[This is a post from 12th November 2011, but I've resurrected it from my blog archive in honour of the "Million Women Rise" feminist march that I participated in today]
It’s interesting to see the reaction I get when I drop into conversation with Christians that I am a ‘feminist’. It seems to have polar effects; some are delighted and wholeheartedly agree that women need full equality in society and the Church. Others respond differently and seem repelled by the term, associating it only with bra burning, shrill angry voices and a mission to overthrow men.
These responses have made me question whether the term is a helpful one or not. I am all for feminism if it’s about true equality. But not if it’s a masquerade for man hating, as that’s merely inequality of a different kind.
Feminism is a potent word. What does it make you think of? It usually conjures up caricatures that hang over us from 1960′s media stereotypes. Many Christians react negatively to it, thinking it means women who: hate men, are rebelling against God’s created order somehow, don’t embody the loving character the Bible encourages, reject the idea of marriage
None of these things need be true. I’m not saying we should re-write history and pretend that Feminism hasn’t been associated with these kind of things. I’m saying that we need to reclaim it in its purest sense. The terms “Christian” has gathered all manner of odd stereotypes and caricatures over the years. Yet we dust that word off and labour to retain its true meaning. We wouldn’t dream of abandoning it because of past associations – like the Crusades, for example.
This is what I am suggesting here – Christians reclaiming a line of thought that is actually very Bibical and refusing to allow its caricatures and stereotypes to rob us of a great term. It’s basic definition is as follows: “Feminism: a collection of movements aimed at defining, establishing and defending equal political, economic, social rights and equal opportunities for women.”
That sounds like a pretty accurate description of what Jesus stood for! He broke numerous cultural traditions by taking women seriously and giving them equal respect and dignity. For example, talking with the woman at the well while his disciples watched with total shock. Or having friends like Mary Magdalene whose past was dubious. Or choosing not to judge the woman caught in adultery. Or choosing a woman to be the first person who saw his resurrected body. Or choosing women to be among the group of disciples who followed him everywhere.
Granted, there were no women in the 12 disciples, but to me that is related to the culture of that era and the lack of education available to women, rather than doctrine. However, women played a key role and were even among those who funded the whole ‘discipleship tour’ as Jesus and all the followers went from place to place. Luke 8 says: “Jesus travelled from one town to another, proclaiming the good news…The Twelve were with him and also some women who had been cured of evil spirits and diseases: Mary…Joanna the wife of Chuza, the manager of Herod’s household; Susanna; and many others. These women were helping to support them out of their own means.”

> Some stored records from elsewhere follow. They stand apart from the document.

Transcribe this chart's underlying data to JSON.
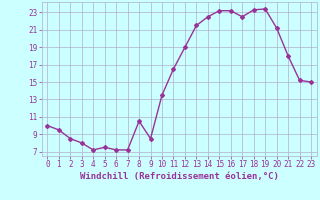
{
  "xlabel": "Windchill (Refroidissement éolien,°C)",
  "x": [
    0,
    1,
    2,
    3,
    4,
    5,
    6,
    7,
    8,
    9,
    10,
    11,
    12,
    13,
    14,
    15,
    16,
    17,
    18,
    19,
    20,
    21,
    22,
    23
  ],
  "y": [
    10.0,
    9.5,
    8.5,
    8.0,
    7.2,
    7.5,
    7.2,
    7.2,
    10.5,
    8.5,
    13.5,
    16.5,
    19.0,
    21.5,
    22.5,
    23.2,
    23.2,
    22.5,
    23.3,
    23.4,
    21.2,
    18.0,
    15.2,
    15.0
  ],
  "line_color": "#993399",
  "marker": "D",
  "marker_size": 2,
  "bg_color": "#ccffff",
  "grid_color": "#b0b0cc",
  "ylim": [
    6.5,
    24.2
  ],
  "xlim": [
    -0.5,
    23.5
  ],
  "yticks": [
    7,
    9,
    11,
    13,
    15,
    17,
    19,
    21,
    23
  ],
  "xticks": [
    0,
    1,
    2,
    3,
    4,
    5,
    6,
    7,
    8,
    9,
    10,
    11,
    12,
    13,
    14,
    15,
    16,
    17,
    18,
    19,
    20,
    21,
    22,
    23
  ],
  "tick_fontsize": 5.5,
  "xlabel_fontsize": 6.5,
  "line_width": 1.0
}
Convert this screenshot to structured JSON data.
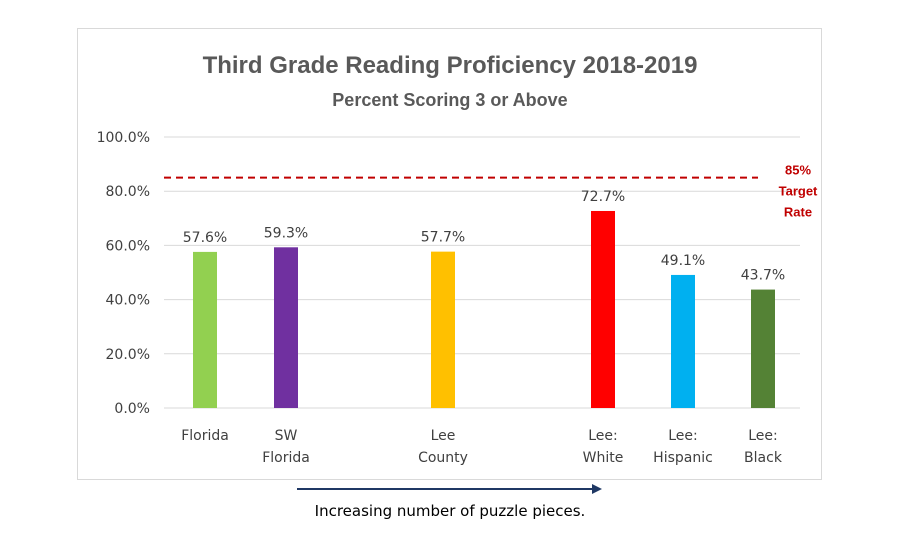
{
  "chart_data": {
    "type": "bar",
    "title": "Third Grade Reading Proficiency 2018-2019",
    "subtitle": "Percent Scoring 3 or Above",
    "categories": [
      [
        "Florida"
      ],
      [
        "SW",
        "Florida"
      ],
      [
        "Lee",
        "County"
      ],
      [
        "Lee:",
        "White"
      ],
      [
        "Lee:",
        "Hispanic"
      ],
      [
        "Lee:",
        "Black"
      ]
    ],
    "values": [
      57.6,
      59.3,
      57.7,
      72.7,
      49.1,
      43.7
    ],
    "data_labels": [
      "57.6%",
      "59.3%",
      "57.7%",
      "72.7%",
      "49.1%",
      "43.7%"
    ],
    "colors": [
      "#92d050",
      "#7030a0",
      "#ffc000",
      "#ff0000",
      "#00b0f0",
      "#548235"
    ],
    "ylim": [
      0,
      100
    ],
    "yticks": [
      0,
      20,
      40,
      60,
      80,
      100
    ],
    "ytick_labels": [
      "0.0%",
      "20.0%",
      "40.0%",
      "60.0%",
      "80.0%",
      "100.0%"
    ],
    "grid": true,
    "legend": "none",
    "reference_line": {
      "value": 85,
      "style": "dashed",
      "color": "#c00000",
      "label": [
        "85%",
        "Target",
        "Rate"
      ]
    }
  },
  "caption": {
    "text": "Increasing number of puzzle pieces.",
    "arrow_color": "#1f3864"
  }
}
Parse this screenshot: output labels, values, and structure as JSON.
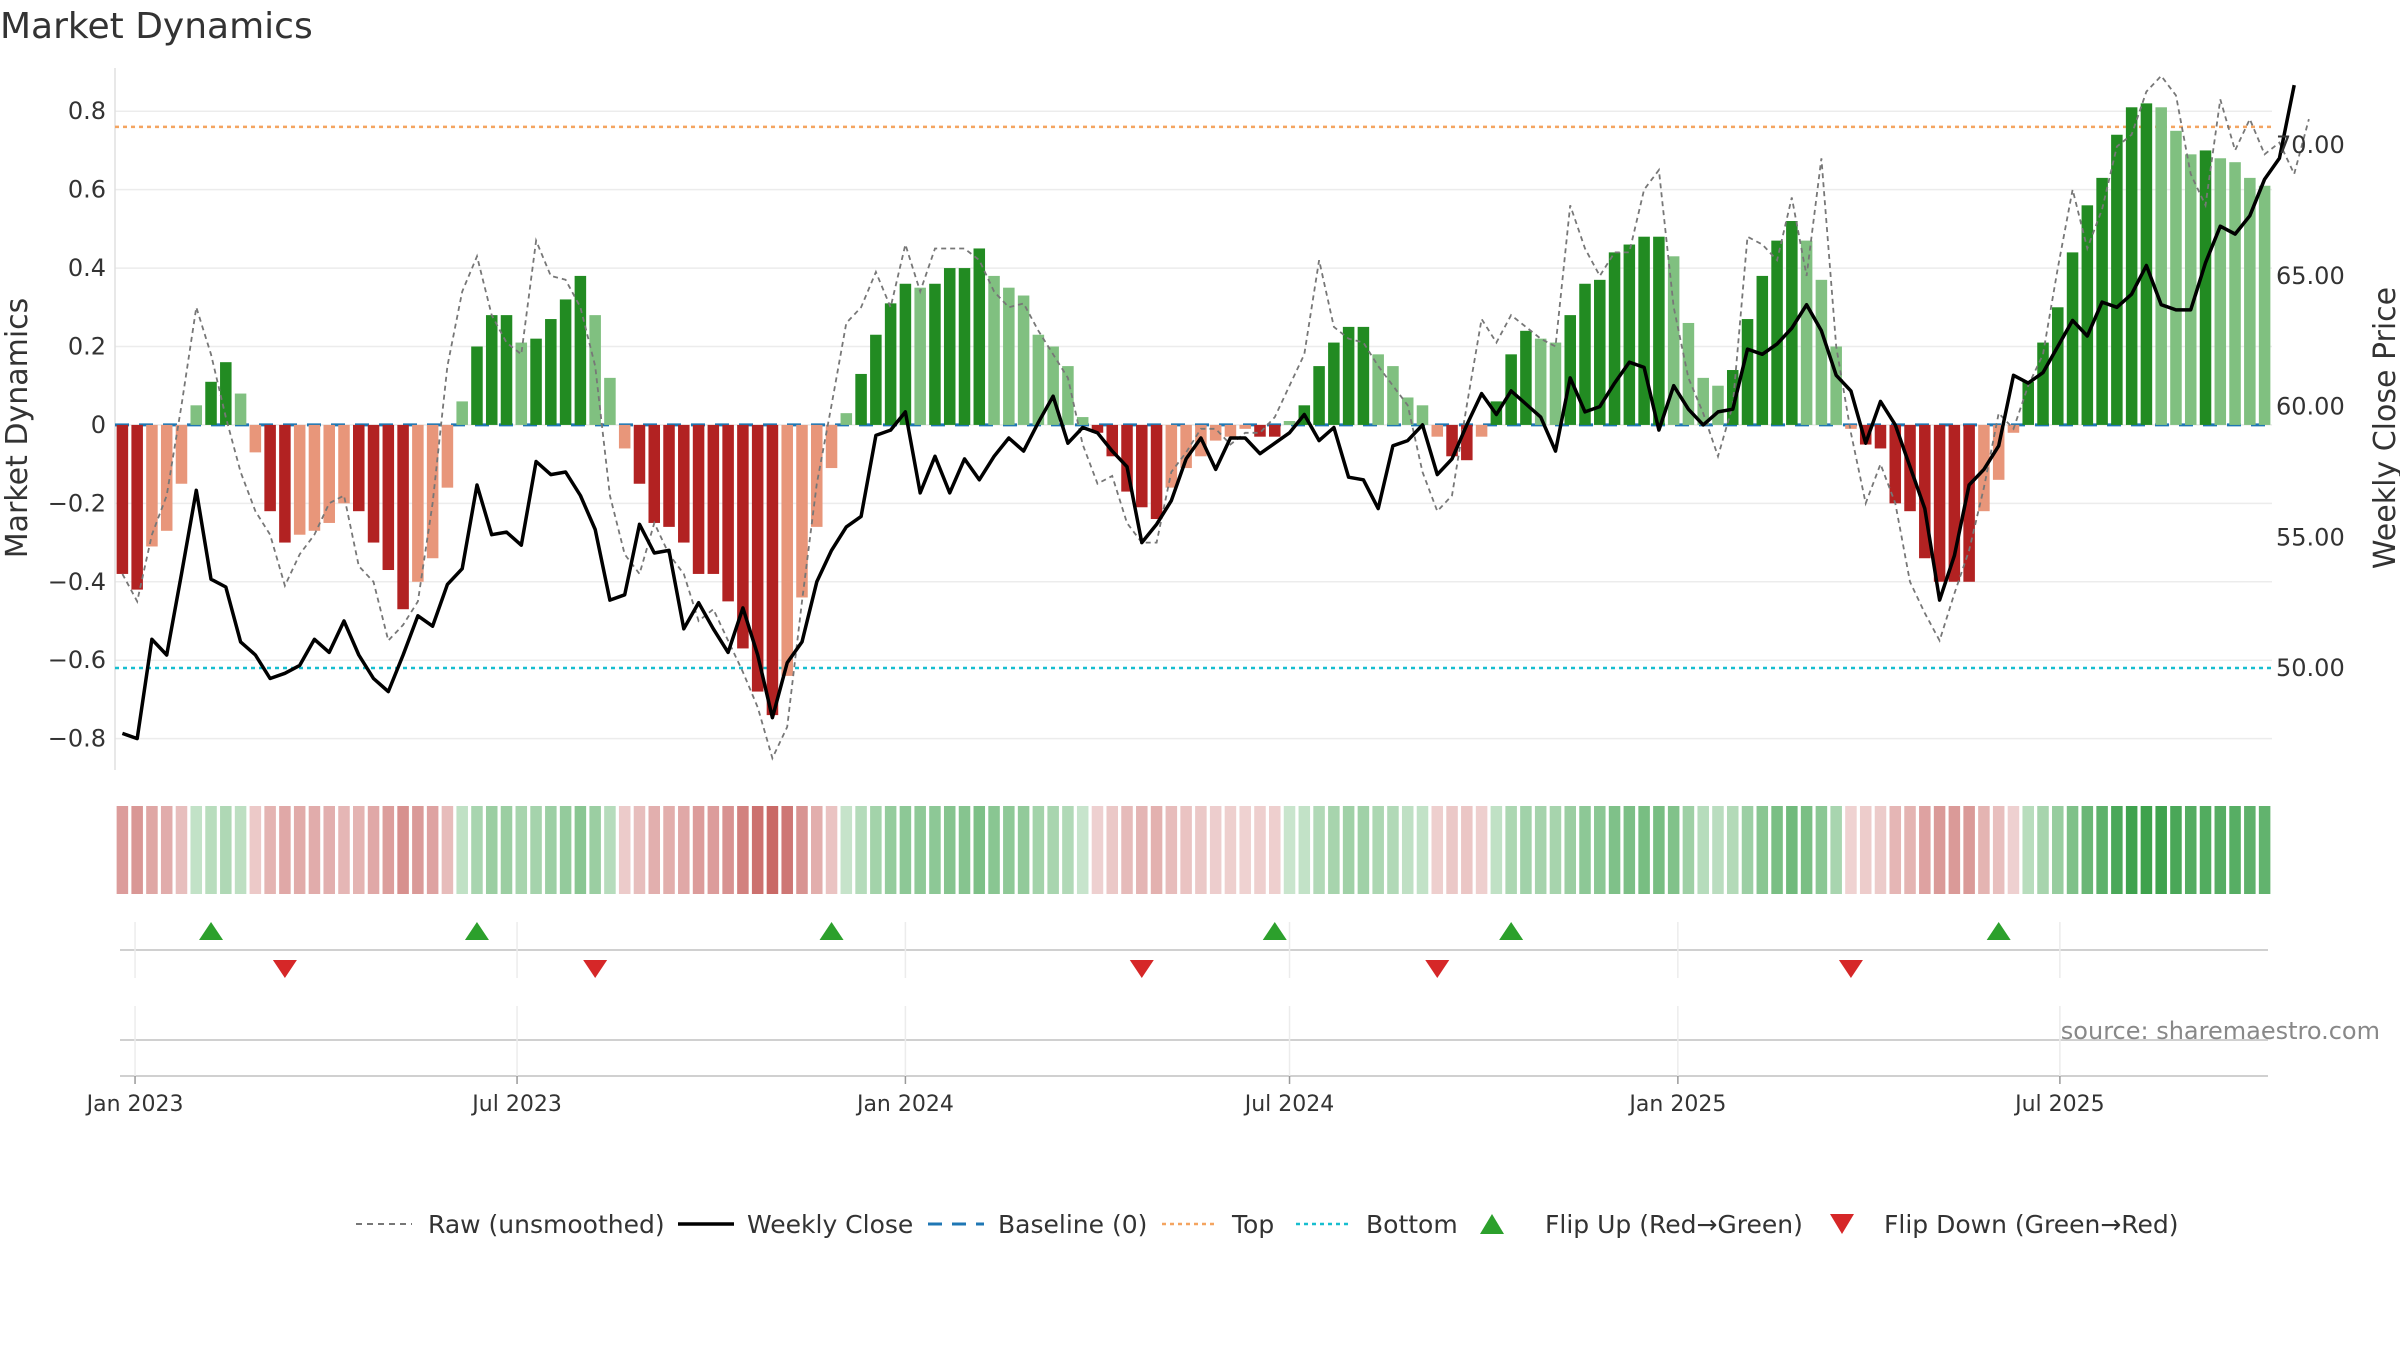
{
  "colors": {
    "strong_green": "#228b22",
    "light_green": "#80c080",
    "strong_red": "#b22222",
    "light_red": "#e8967a",
    "raw_line": "#777777",
    "close_line": "#000000",
    "baseline": "#1f77b4",
    "top": "#f4a460",
    "bottom": "#17becf",
    "flip_up": "#2ca02c",
    "flip_down": "#d62728"
  },
  "chart_data": {
    "type": "bar",
    "title": "Market Dynamics",
    "ylabel": "Market Dynamics",
    "y2label": "Weekly Close Price",
    "ylim": [
      -0.88,
      0.9
    ],
    "y2lim": [
      46.1,
      72.8
    ],
    "yticks": [
      "−0.8",
      "−0.6",
      "−0.4",
      "−0.2",
      "0",
      "0.2",
      "0.4",
      "0.6",
      "0.8"
    ],
    "ytick_values": [
      -0.8,
      -0.6,
      -0.4,
      -0.2,
      0,
      0.2,
      0.4,
      0.6,
      0.8
    ],
    "y2ticks": [
      "50.00",
      "55.00",
      "60.00",
      "65.00",
      "70.00"
    ],
    "y2tick_values": [
      50,
      55,
      60,
      65,
      70
    ],
    "x_start": "2022-12-26",
    "x_end": "2025-10-06",
    "xticks": [
      {
        "label": "Jan 2023",
        "date": "2023-01-01"
      },
      {
        "label": "Jul 2023",
        "date": "2023-07-01"
      },
      {
        "label": "Jan 2024",
        "date": "2024-01-01"
      },
      {
        "label": "Jul 2024",
        "date": "2024-07-01"
      },
      {
        "label": "Jan 2025",
        "date": "2025-01-01"
      },
      {
        "label": "Jul 2025",
        "date": "2025-07-01"
      }
    ],
    "top_level": 0.76,
    "bottom_level": -0.62,
    "smoothed": [
      -0.38,
      -0.42,
      -0.31,
      -0.27,
      -0.15,
      0.05,
      0.11,
      0.16,
      0.08,
      -0.07,
      -0.22,
      -0.3,
      -0.28,
      -0.27,
      -0.25,
      -0.2,
      -0.22,
      -0.3,
      -0.37,
      -0.47,
      -0.4,
      -0.34,
      -0.16,
      0.06,
      0.2,
      0.28,
      0.28,
      0.21,
      0.22,
      0.27,
      0.32,
      0.38,
      0.28,
      0.12,
      -0.06,
      -0.15,
      -0.25,
      -0.26,
      -0.3,
      -0.38,
      -0.38,
      -0.45,
      -0.57,
      -0.68,
      -0.74,
      -0.64,
      -0.44,
      -0.26,
      -0.11,
      0.03,
      0.13,
      0.23,
      0.31,
      0.36,
      0.35,
      0.36,
      0.4,
      0.4,
      0.45,
      0.38,
      0.35,
      0.33,
      0.23,
      0.2,
      0.15,
      0.02,
      -0.02,
      -0.08,
      -0.17,
      -0.21,
      -0.24,
      -0.16,
      -0.11,
      -0.08,
      -0.04,
      -0.03,
      -0.01,
      -0.03,
      -0.03,
      0.01,
      0.05,
      0.15,
      0.21,
      0.25,
      0.25,
      0.18,
      0.15,
      0.07,
      0.05,
      -0.03,
      -0.08,
      -0.09,
      -0.03,
      0.06,
      0.18,
      0.24,
      0.22,
      0.21,
      0.28,
      0.36,
      0.37,
      0.44,
      0.46,
      0.48,
      0.48,
      0.43,
      0.26,
      0.12,
      0.1,
      0.14,
      0.27,
      0.38,
      0.47,
      0.52,
      0.47,
      0.37,
      0.2,
      -0.01,
      -0.05,
      -0.06,
      -0.2,
      -0.22,
      -0.34,
      -0.4,
      -0.4,
      -0.4,
      -0.22,
      -0.14,
      -0.02,
      0.11,
      0.21,
      0.3,
      0.44,
      0.56,
      0.63,
      0.74,
      0.81,
      0.82,
      0.81,
      0.75,
      0.69,
      0.7,
      0.68,
      0.67,
      0.63,
      0.61
    ],
    "raw": [
      -0.38,
      -0.45,
      -0.28,
      -0.18,
      0.05,
      0.3,
      0.18,
      0.02,
      -0.12,
      -0.22,
      -0.28,
      -0.41,
      -0.33,
      -0.28,
      -0.2,
      -0.18,
      -0.36,
      -0.4,
      -0.55,
      -0.51,
      -0.45,
      -0.2,
      0.15,
      0.34,
      0.43,
      0.28,
      0.21,
      0.18,
      0.47,
      0.38,
      0.37,
      0.3,
      0.15,
      -0.18,
      -0.33,
      -0.38,
      -0.25,
      -0.33,
      -0.38,
      -0.5,
      -0.47,
      -0.55,
      -0.63,
      -0.72,
      -0.85,
      -0.77,
      -0.45,
      -0.15,
      0.05,
      0.26,
      0.3,
      0.39,
      0.3,
      0.46,
      0.34,
      0.45,
      0.45,
      0.45,
      0.42,
      0.34,
      0.3,
      0.31,
      0.24,
      0.18,
      0.12,
      -0.05,
      -0.15,
      -0.13,
      -0.25,
      -0.3,
      -0.3,
      -0.12,
      -0.07,
      -0.01,
      -0.01,
      -0.05,
      -0.02,
      -0.02,
      0.02,
      0.1,
      0.18,
      0.42,
      0.25,
      0.22,
      0.21,
      0.15,
      0.1,
      0.05,
      -0.12,
      -0.22,
      -0.18,
      0.05,
      0.27,
      0.21,
      0.28,
      0.25,
      0.22,
      0.2,
      0.56,
      0.45,
      0.38,
      0.44,
      0.44,
      0.6,
      0.65,
      0.3,
      0.12,
      0.03,
      -0.08,
      0.05,
      0.48,
      0.46,
      0.42,
      0.58,
      0.38,
      0.68,
      0.2,
      -0.02,
      -0.2,
      -0.1,
      -0.2,
      -0.4,
      -0.48,
      -0.55,
      -0.43,
      -0.32,
      -0.16,
      0.03,
      -0.01,
      0.1,
      0.18,
      0.4,
      0.6,
      0.45,
      0.55,
      0.71,
      0.74,
      0.85,
      0.89,
      0.84,
      0.64,
      0.56,
      0.83,
      0.7,
      0.78,
      0.69,
      0.72,
      0.64,
      0.78
    ],
    "close": [
      47.5,
      47.3,
      51.1,
      50.5,
      53.6,
      56.8,
      53.4,
      53.1,
      51.0,
      50.5,
      49.6,
      49.8,
      50.1,
      51.1,
      50.6,
      51.8,
      50.5,
      49.6,
      49.1,
      50.5,
      52.0,
      51.6,
      53.2,
      53.8,
      57.0,
      55.1,
      55.2,
      54.7,
      57.9,
      57.4,
      57.5,
      56.6,
      55.3,
      52.6,
      52.8,
      55.5,
      54.4,
      54.5,
      51.5,
      52.5,
      51.5,
      50.6,
      52.3,
      50.5,
      48.1,
      50.2,
      51.0,
      53.3,
      54.5,
      55.4,
      55.8,
      58.9,
      59.1,
      59.8,
      56.7,
      58.1,
      56.7,
      58.0,
      57.2,
      58.1,
      58.8,
      58.3,
      59.4,
      60.4,
      58.6,
      59.2,
      59.0,
      58.3,
      57.7,
      54.8,
      55.5,
      56.4,
      58.0,
      58.8,
      57.6,
      58.8,
      58.8,
      58.2,
      58.6,
      59.0,
      59.7,
      58.7,
      59.2,
      57.3,
      57.2,
      56.1,
      58.5,
      58.7,
      59.3,
      57.4,
      58.0,
      59.3,
      60.5,
      59.7,
      60.6,
      60.1,
      59.6,
      58.3,
      61.1,
      59.8,
      60.0,
      60.9,
      61.7,
      61.5,
      59.1,
      60.8,
      59.9,
      59.3,
      59.8,
      59.9,
      62.2,
      62.0,
      62.4,
      63.0,
      63.9,
      62.9,
      61.2,
      60.6,
      58.6,
      60.2,
      59.3,
      57.7,
      56.1,
      52.6,
      54.3,
      57.0,
      57.6,
      58.5,
      61.2,
      60.9,
      61.3,
      62.3,
      63.3,
      62.7,
      64.0,
      63.8,
      64.3,
      65.4,
      63.9,
      63.7,
      63.7,
      65.5,
      66.9,
      66.6,
      67.3,
      68.7,
      69.5,
      72.3
    ],
    "flips_up": [
      "2023-02-06",
      "2023-06-12",
      "2023-11-27",
      "2024-06-24",
      "2024-10-14",
      "2025-06-02"
    ],
    "flips_down": [
      "2023-03-13",
      "2023-08-07",
      "2024-04-22",
      "2024-09-09",
      "2025-03-24"
    ],
    "legend": {
      "raw": "Raw (unsmoothed)",
      "close": "Weekly Close",
      "baseline": "Baseline (0)",
      "top": "Top",
      "bottom": "Bottom",
      "flip_up": "Flip Up (Red→Green)",
      "flip_down": "Flip Down (Green→Red)"
    },
    "source": "source: sharemaestro.com"
  }
}
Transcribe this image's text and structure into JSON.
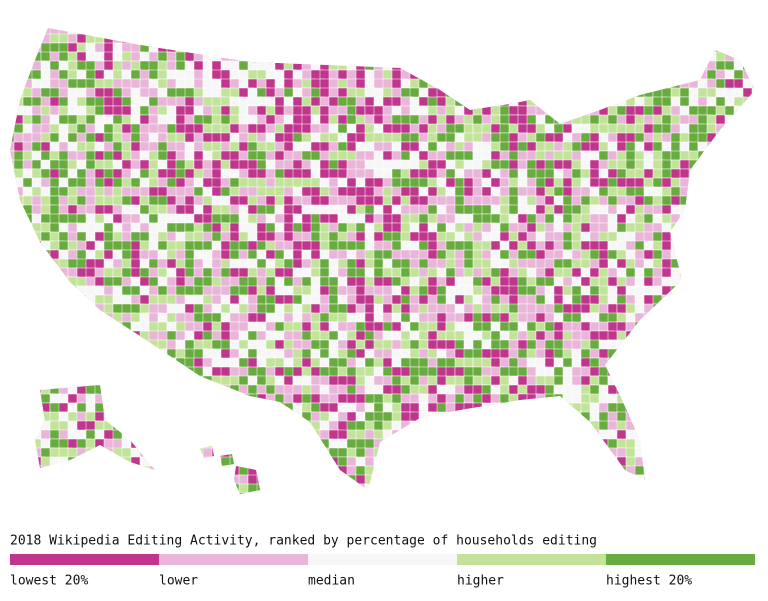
{
  "map": {
    "title": "2018 Wikipedia Editing Activity, ranked by percentage of households editing",
    "legend": [
      {
        "label": "lowest 20%",
        "color": "#c0368c"
      },
      {
        "label": "lower",
        "color": "#e9b5d9"
      },
      {
        "label": "median",
        "color": "#f7f7f7"
      },
      {
        "label": "higher",
        "color": "#c3e39b"
      },
      {
        "label": "highest 20%",
        "color": "#68ab3f"
      }
    ]
  }
}
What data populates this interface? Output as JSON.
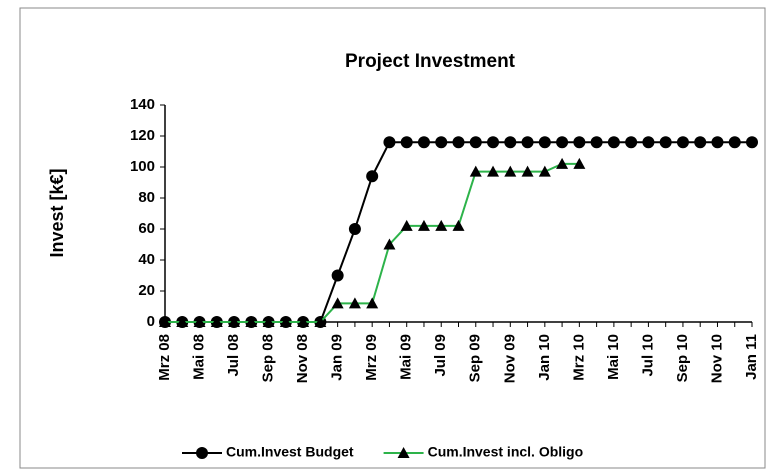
{
  "chart_data": {
    "type": "line",
    "title": "Project Investment",
    "y_label": "Invest [k€]",
    "categories": [
      "Mrz 08",
      null,
      "Mai 08",
      null,
      "Jul 08",
      null,
      "Sep 08",
      null,
      "Nov 08",
      null,
      "Jan 09",
      null,
      "Mrz 09",
      null,
      "Mai 09",
      null,
      "Jul 09",
      null,
      "Sep 09",
      null,
      "Nov 09",
      null,
      "Jan 10",
      null,
      "Mrz 10",
      null,
      "Mai 10",
      null,
      "Jul 10",
      null,
      "Sep 10",
      null,
      "Nov 10",
      null,
      "Jan 11"
    ],
    "series": [
      {
        "name": "Cum.Invest Budget",
        "color": "#000000",
        "marker": "circle",
        "values": [
          0,
          0,
          0,
          0,
          0,
          0,
          0,
          0,
          0,
          0,
          30,
          60,
          94,
          116,
          116,
          116,
          116,
          116,
          116,
          116,
          116,
          116,
          116,
          116,
          116,
          116,
          116,
          116,
          116,
          116,
          116,
          116,
          116,
          116,
          116
        ]
      },
      {
        "name": "Cum.Invest incl. Obligo",
        "color": "#2db34a",
        "marker": "triangle",
        "values": [
          0,
          0,
          0,
          0,
          0,
          0,
          0,
          0,
          0,
          0,
          12,
          12,
          12,
          50,
          62,
          62,
          62,
          62,
          97,
          97,
          97,
          97,
          97,
          102,
          102,
          null,
          null,
          null,
          null,
          null,
          null,
          null,
          null,
          null,
          null
        ]
      }
    ],
    "ylim": [
      0,
      140
    ],
    "yticks": [
      0,
      20,
      40,
      60,
      80,
      100,
      120,
      140
    ],
    "legend": "bottom"
  }
}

Far from not being central to the core of Jesus’ ministry women were active parts of learning and supporting the entire operation. “But they were helping administrate rather than teach”, you may say. Well, take another look at the story of Mary and Martha. Here Jesus gave teaching that was shocking to his era. Rather than affirming the cultural limitations of women doing domestic work, Jesus declares that Mary wanting to sit at his feet (as one learning from a Rabbi) and engage in theological study was good and in his words ‘the better part’. Fascinating.
In a society where women were definitely second class, Jesus reached out to them and gave them equality in worth and value. This is the true heart of what feminism should represent. Many have taken feminism to extremes that invalidate it’s true message. If it’s aim is for equality, it should be equality for all – not bashing men or diminishing them. Otherwise it becomes hypocritical. We are equal reflectors of the imago dei and only when we are BOTH affirmed can we have true equality. Men can also be Feminists, as well as women (like I would argue Jesus was and is). It’s simply a term meaning we all want equality for people regardless of gender, which is a very Biblical desire.
Although the world has come a long way there is much work to be done. It blows my mind that it wasn’t that long ago when women couldn’t vote. It was only in 1910 that Universities allowed women to study. Only recently the Equal Pay Act was passed and still doesn’t seem to truly be reflected in the workplace. I hope Christians are able to reclaim the term feminist and feminism. Feminist theology is a genuine area of study and there are many great books written on this subject. Their aim (the ones I like, at least) is to restore the genuine dignity and equal value of women that Jesus so beautifully modelled. If you want a good starting place, read “What’s Right With Feminism” by Elaine Storkey.
The role models I look to in the pages of the Bible are females like Deborah who bravely stood as the Judge of Israel and led Israel into fierce battle. Or the ‘Proverbs 31 woman’ who excelled in business, provided for her family and bought and sold property. Or Esther whose courage rescued the entire nation. The portrait of Proverbs 31 alone is stunning; she was a woman with vision a powerful career, a strong home life and is someone who is held up as a model for us all to imitate. On that basis, I feel comfortable saying I believe that Jesus is a feminist and that Christian feminism is absolutely and utterly not an oxymoron.